The use in the company of ICT and especially of Web technologies, has given rise to the evolution of network configuration, intensifying the ties that unite the companies that participate in a given network and interconnecting, in turn, a large number of business networks in increasingly complex and decentralized configurations.

Network configuration

It is constituted by a set of companies among which strong interactions are established to develop a certain commercial activity, which is called a network of companies. It implies a strong collaboration between the components of the network, and has its antecedents in the Japanese Keiretsu and the Korean Chaebol.

The keiretsu is made up of large families or groups of independent organizations that work together cooperatively to ensure the competitiveness and viability of each of them, and was a key element for the economic development of Japan after the Second World War. Korean chaebols are family business groups formed by a large and diverse group of companies, and were established with the cooperation and support of the government.

Virtual organization

One of the greatest achievements of ICT is to be able to achieve the interconnection of a certain organization with its commercial partners, suppliers and even with its customers. In the business world many denominations have been used for this phenomenon of interrelation through ICTs, which has intensified since the irruption of the Internet in organizations: Extended company, virtual company or virtual organization, are denominations commonly used to denote the organizations that use ICT intensively as a means of interrelation and cohesion with other organizations.

Several basic elements characterize this structural configuration:

  • It is a company, made up of several collaborating companies, accepting, in principle, any instrumental formula.
  • Each of them contributes what they know how to do best.
  • Information and communication technologies act as a unifying element.

The virtual organization uses technologies that make teleworking, videoconferences or working with people with different languages ​​and cultures. We have an example of virtual organization in Amazon, an organization that emerged in the Internet age and whose main activity is the sale of books and other small products.

Through a web portal and, in its business model, it interconnects a large number of virtual libraries with which it establishes a coordination task.

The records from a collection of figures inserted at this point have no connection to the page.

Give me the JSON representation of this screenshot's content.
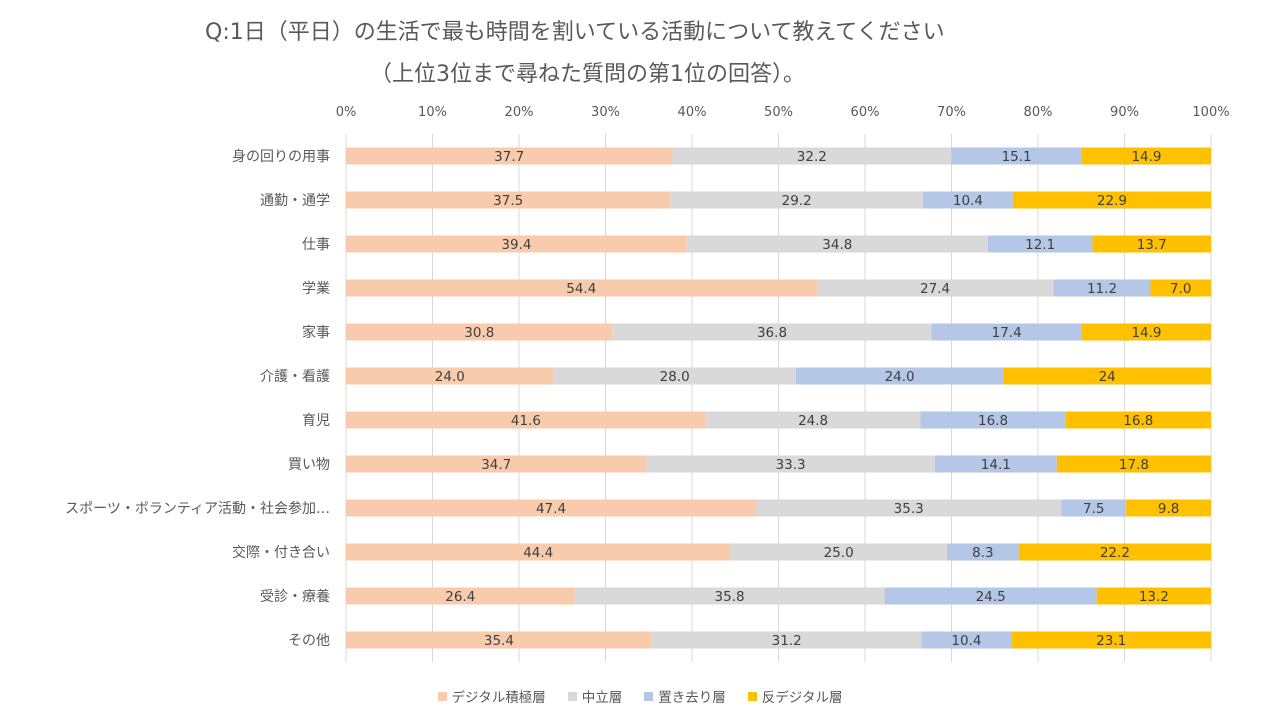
{
  "chart_data": {
    "type": "bar",
    "orientation": "horizontal",
    "stacked": true,
    "title_lines": [
      "Q:1日（平日）の生活で最も時間を割いている活動について教えてください",
      "（上位3位まで尋ねた質問の第1位の回答）。"
    ],
    "x_ticks": [
      "0%",
      "10%",
      "20%",
      "30%",
      "40%",
      "50%",
      "60%",
      "70%",
      "80%",
      "90%",
      "100%"
    ],
    "xlim": [
      0,
      100
    ],
    "grid": "vertical",
    "legend_position": "bottom",
    "categories": [
      "身の回りの用事",
      "通勤・通学",
      "仕事",
      "学業",
      "家事",
      "介護・看護",
      "育児",
      "買い物",
      "スポーツ・ボランティア活動・社会参加…",
      "交際・付き合い",
      "受診・療養",
      "その他"
    ],
    "series": [
      {
        "name": "デジタル積極層",
        "color": "#F8CBAD",
        "values": [
          37.7,
          37.5,
          39.4,
          54.4,
          30.8,
          24.0,
          41.6,
          34.7,
          47.4,
          44.4,
          26.4,
          35.4
        ],
        "labels": [
          "37.7",
          "37.5",
          "39.4",
          "54.4",
          "30.8",
          "24.0",
          "41.6",
          "34.7",
          "47.4",
          "44.4",
          "26.4",
          "35.4"
        ]
      },
      {
        "name": "中立層",
        "color": "#D9D9D9",
        "values": [
          32.2,
          29.2,
          34.8,
          27.4,
          36.8,
          28.0,
          24.8,
          33.3,
          35.3,
          25.0,
          35.8,
          31.2
        ],
        "labels": [
          "32.2",
          "29.2",
          "34.8",
          "27.4",
          "36.8",
          "28.0",
          "24.8",
          "33.3",
          "35.3",
          "25.0",
          "35.8",
          "31.2"
        ]
      },
      {
        "name": "置き去り層",
        "color": "#B4C7E7",
        "values": [
          15.1,
          10.4,
          12.1,
          11.2,
          17.4,
          24.0,
          16.8,
          14.1,
          7.5,
          8.3,
          24.5,
          10.4
        ],
        "labels": [
          "15.1",
          "10.4",
          "12.1",
          "11.2",
          "17.4",
          "24.0",
          "16.8",
          "14.1",
          "7.5",
          "8.3",
          "24.5",
          "10.4"
        ]
      },
      {
        "name": "反デジタル層",
        "color": "#FFC000",
        "values": [
          14.9,
          22.9,
          13.7,
          7.0,
          14.9,
          24,
          16.8,
          17.8,
          9.8,
          22.2,
          13.2,
          23.1
        ],
        "labels": [
          "14.9",
          "22.9",
          "13.7",
          "7.0",
          "14.9",
          "24",
          "16.8",
          "17.8",
          "9.8",
          "22.2",
          "13.2",
          "23.1"
        ]
      }
    ]
  }
}
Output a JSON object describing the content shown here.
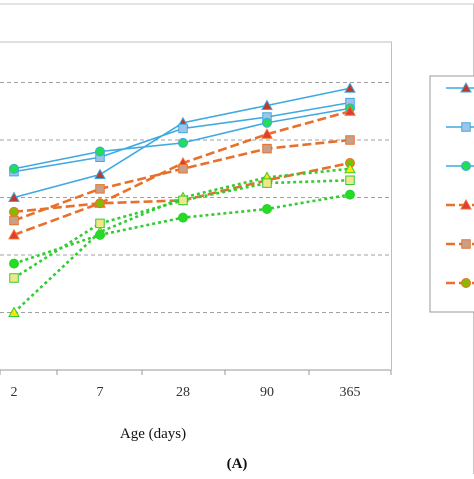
{
  "chart_data": {
    "type": "line",
    "title": "",
    "panel_label": "(A)",
    "xlabel": "Age (days)",
    "ylabel": "",
    "categories": [
      "2",
      "7",
      "28",
      "90",
      "365"
    ],
    "ylim": [
      0,
      6
    ],
    "grid": "horizontal-dashed",
    "legend_position": "right",
    "series": [
      {
        "color": "#3FA9E0",
        "dash": "solid",
        "marker": "triangle",
        "marker_fill": "#C0392B",
        "values": [
          3.0,
          3.4,
          4.3,
          4.6,
          4.9
        ]
      },
      {
        "color": "#3FA9E0",
        "dash": "solid",
        "marker": "square",
        "marker_fill": "#9EC5E8",
        "values": [
          3.45,
          3.7,
          4.2,
          4.4,
          4.65
        ]
      },
      {
        "color": "#3FA9E0",
        "dash": "solid",
        "marker": "circle",
        "marker_fill": "#22DD55",
        "values": [
          3.5,
          3.8,
          3.95,
          4.3,
          4.55
        ]
      },
      {
        "color": "#E8702A",
        "dash": "dashed",
        "marker": "triangle",
        "marker_fill": "#E53935",
        "values": [
          2.35,
          2.9,
          3.6,
          4.1,
          4.5
        ]
      },
      {
        "color": "#E8702A",
        "dash": "dashed",
        "marker": "square",
        "marker_fill": "#C8A08A",
        "values": [
          2.6,
          3.15,
          3.5,
          3.85,
          4.0
        ]
      },
      {
        "color": "#E8702A",
        "dash": "dashed",
        "marker": "circle",
        "marker_fill": "#8AB800",
        "values": [
          2.75,
          2.9,
          2.95,
          3.3,
          3.6
        ]
      },
      {
        "color": "#33CC33",
        "dash": "dotted",
        "marker": "triangle",
        "marker_fill": "#FFE600",
        "values": [
          1.0,
          2.4,
          3.0,
          3.35,
          3.5
        ]
      },
      {
        "color": "#33CC33",
        "dash": "dotted",
        "marker": "square",
        "marker_fill": "#F2E58A",
        "values": [
          1.6,
          2.55,
          2.95,
          3.25,
          3.3
        ]
      },
      {
        "color": "#33CC33",
        "dash": "dotted",
        "marker": "circle",
        "marker_fill": "#22DD22",
        "values": [
          1.85,
          2.35,
          2.65,
          2.8,
          3.05
        ]
      }
    ],
    "legend_items": [
      {
        "color": "#3FA9E0",
        "dash": "solid",
        "marker": "triangle",
        "marker_fill": "#C0392B"
      },
      {
        "color": "#3FA9E0",
        "dash": "solid",
        "marker": "square",
        "marker_fill": "#9EC5E8"
      },
      {
        "color": "#3FA9E0",
        "dash": "solid",
        "marker": "circle",
        "marker_fill": "#22DD55"
      },
      {
        "color": "#E8702A",
        "dash": "dashed",
        "marker": "triangle",
        "marker_fill": "#E53935"
      },
      {
        "color": "#E8702A",
        "dash": "dashed",
        "marker": "square",
        "marker_fill": "#C8A08A"
      },
      {
        "color": "#E8702A",
        "dash": "dashed",
        "marker": "circle",
        "marker_fill": "#8AB800"
      }
    ]
  }
}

This virtual organization also includes the financial entities that allow electronic payment and the companies in charge of logistics, which proceed to deliver the product to the final customer.

Real-time company

The company in real time can be considered as a virtual organization where information flows between companies take place almost immediately thanks to the use of ICT. The company in real time is an organization with zero latency, capable of planning, executing and grouping the buyers and sellers in a virtual field of action.

Although truly real-time response is a technically impossible goal, different parts of a network of organizations can be arranged in an architecture that allows virtually instantaneous notification inside and outside the network, and fast and agile cooperation between units, being, in this case, the speed and agility the key elements in the competition.

An example is the electronic auction web pages. A customer can launch an offer at the last second, so the system must be able to offer and manage information in real time.